Qu'est-ce que le sujet, l'individu ? Peut-on réellement définir ce qui ne change pas, ce qui reste immuable dans un
être, au-delà de toutes les modifications que le temps et les circonstances ont apportées ? Ces modifications ne
constituent-elles pas de surcroît cet être dans son existence actuelle ?
Sommes-nous un être isolé, ou faisons-nous partie d'un tout? Est-ce la conscience qui, restant la même, permettrait
de définir cette identité, ou bien est-elle aussi soumise au monde et à l'histoire ? Deux conceptions s'affichent, l'une
qui fait de la conscience un guide, un prescripteur faisant écho aux exigences sociales, l'autre qui la conçoit comme
une instance critique, soucieuse avant tout de liberté.
FREUD:On nous conteste de tous côtés le droit d'admettre un psychique inconscient et de
travailler scientifiquement avec cette hypothèse.

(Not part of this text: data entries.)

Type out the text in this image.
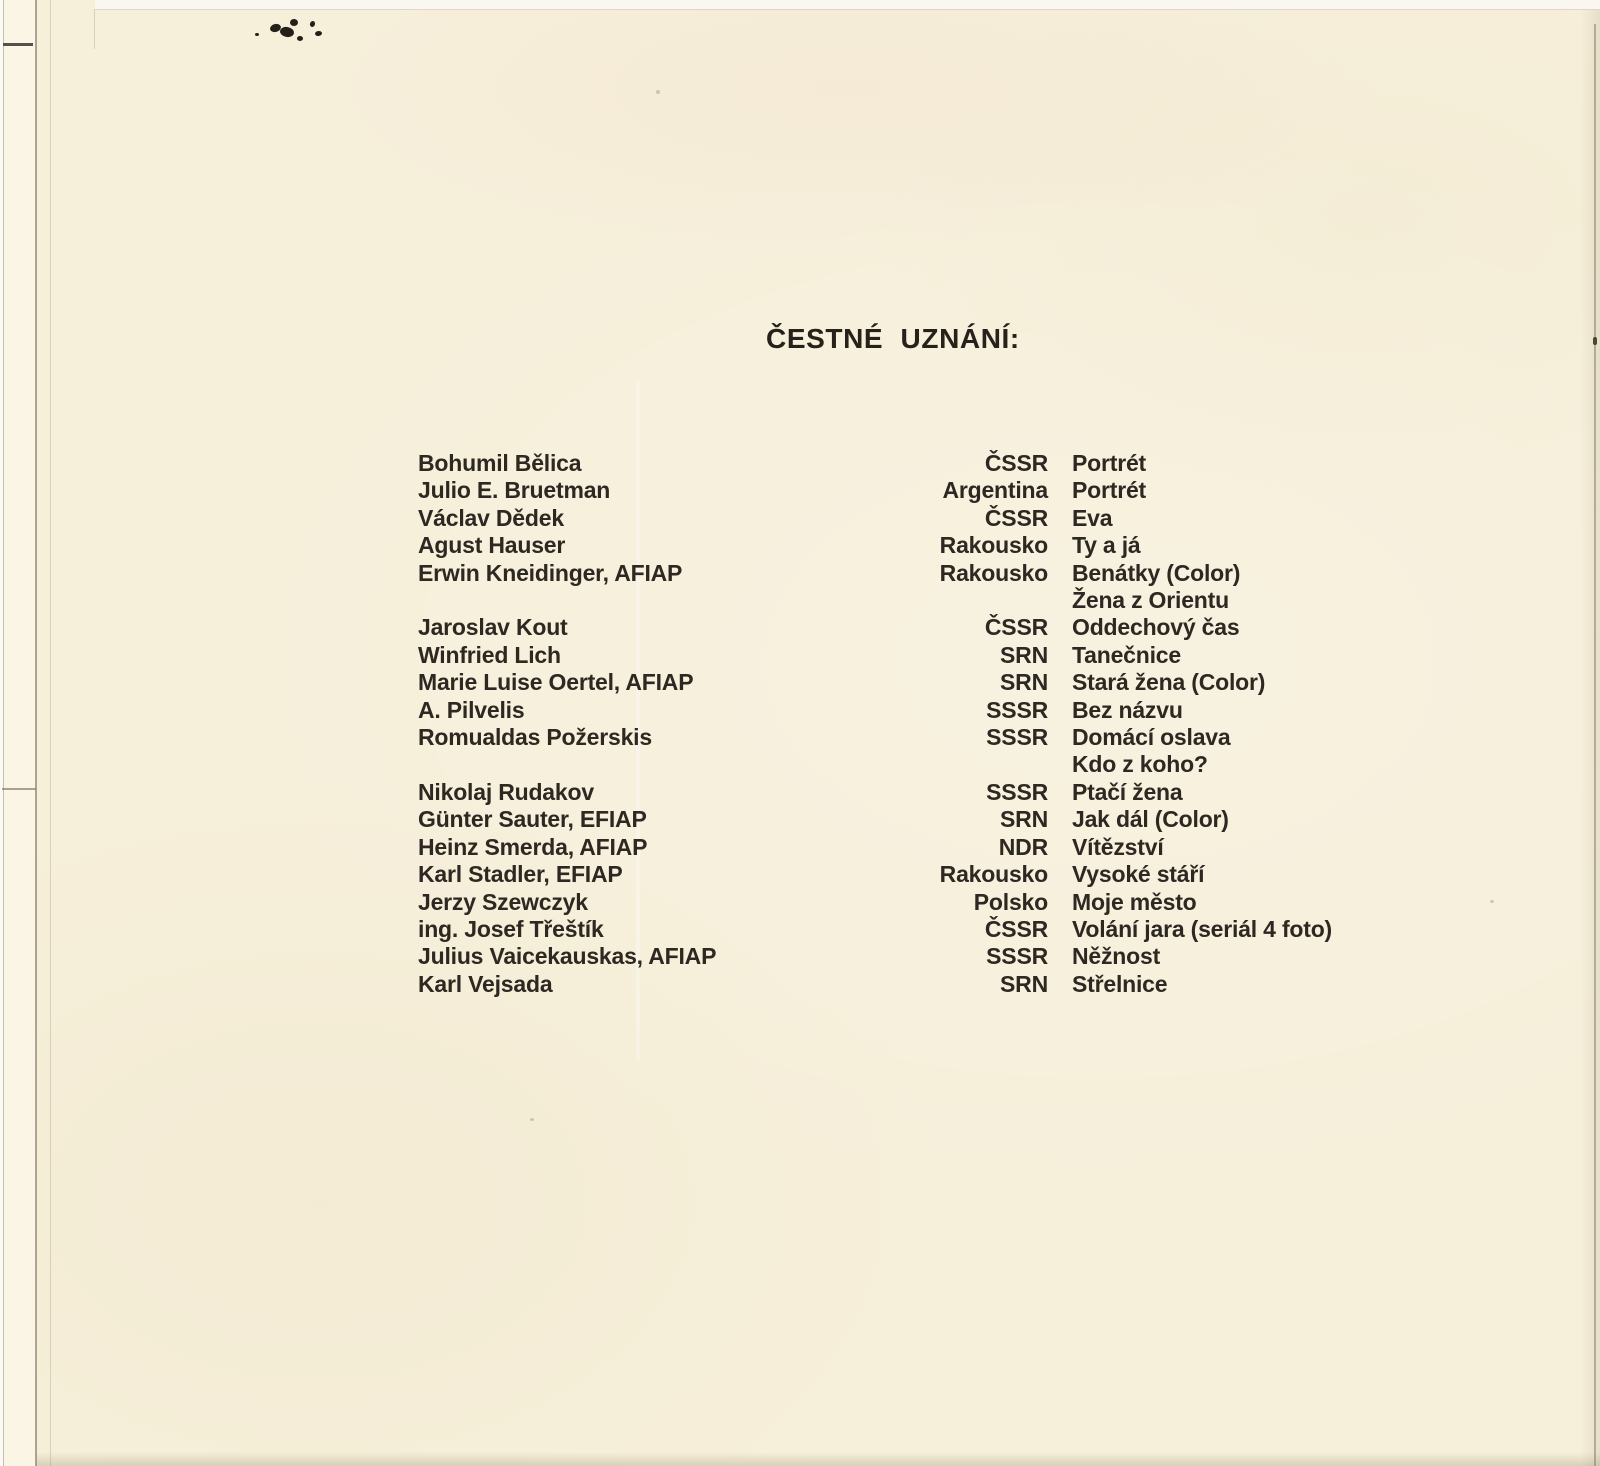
ČESTNÉ UZNÁNÍ:
Bohumil Bělica	ČSSR Portrét
Julio E. Bruetman	Argentina Portrét
Václav Dědek	ČSSR Eva
Agust Hauser	Rakousko Ty a já
Erwin Kneidinger, AFIAP	Rakousko Benátky (Color)
Žena z Orientu
Jaroslav Kout	ČSSR Oddechový čas
Winfried Lich	SRN Tanečnice
Marie Luise Oertel, AFIAP	SRN Stará žena (Color)
A. Pilvelis	SSSR Bez názvu
Romualdas Požerskis	SSSR Domácí oslava
Kdo z koho?
Nikolaj Rudakov	SSSR Ptačí žena
Günter Sauter, EFIAP	SRN Jak dál (Color)
Heinz Smerda, AFIAP	NDR Vítězství
Karl Stadler, EFIAP	Rakousko Vysoké stáří
Jerzy Szewczyk	Polsko Moje město
ing. Josef Třeštík	ČSSR Volání jara (seriál 4 foto)
Julius Vaicekauskas, AFIAP	SSSR Něžnost
Karl Vejsada	SRN Střelnice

Nous pouvons répondre à cela que
l'hypothèse de l'inconscient est nécessaire et légitime, et que nous possédons de multiples
preuves de l'existence de l'inconscient.
Elle est nécessaire, parce que les données de la conscience sont extrêmement lacunaires ;
aussi bien chez l'homme sain que chez le malade, il se produit fréquemment des actes
psychiques qui, pour être expliqués, présupposent d'autres actes qui, eux, ne bénéficient
pas du témoignage de la conscience.
Ces actes ne sont pas seulement les actes manqués
et les rêves, chez l'homme sain, et tout ce qu'on appelle symptômes psychiques et
phénomènes compulsionnels chez le malade ; notre expérience quotidienne la plus
personnelle nous met en présence d'idées qui nous viennent sans que nous en connaissions
l'origine et de résultats de pensée dont l'élaboration nous est demeurée cachée.
Tous ces actes conscients demeurent incohérents et incompréhensibles si nous nous
obstinons à prétendre qu'il faut bien percevoir par la conscience tout ce qui se passe en
nous en fait d'actes psychiques ; mais ils s'ordonnent dans un ensemble dont on peut
montrer la cohérence, si nous interpolons les actes inconscients inférés.
Or, nous trouvons
dans ce gain de sens et de cohérence une raison, pleinement justifiée, d'aller au-delà de l'expérience immédiate.
Et s'il
s'avère de plus que nous pouvons fonder sur l'hypothèse de l'inconscient une pratique couronnée de succès, par
laquelle nous influençons, conformément à un but donné, le cours des processus conscients, nous aurons acquis, avec
ce succès, une preuve incontestable de l'existence de ce dont nous avons fait l'hypothèse.
L'on doit donc se ranger à
l'avis que ce n'est qu'au prix d'une prétention intenable que l'on peut exiger que tout ce qui se produit dans le domaine
psychique doive aussi être connu de la conscience.
Avez-vous compris l'essentiel ?
1 Connaissons-nous directement l'inconscient ?
2 Quels arguments théoriques défendent l'hypothèse de l'inconscient psychique ?
3 Quelle conséquence pratique résulte de la connaissance de l'inconscient ?.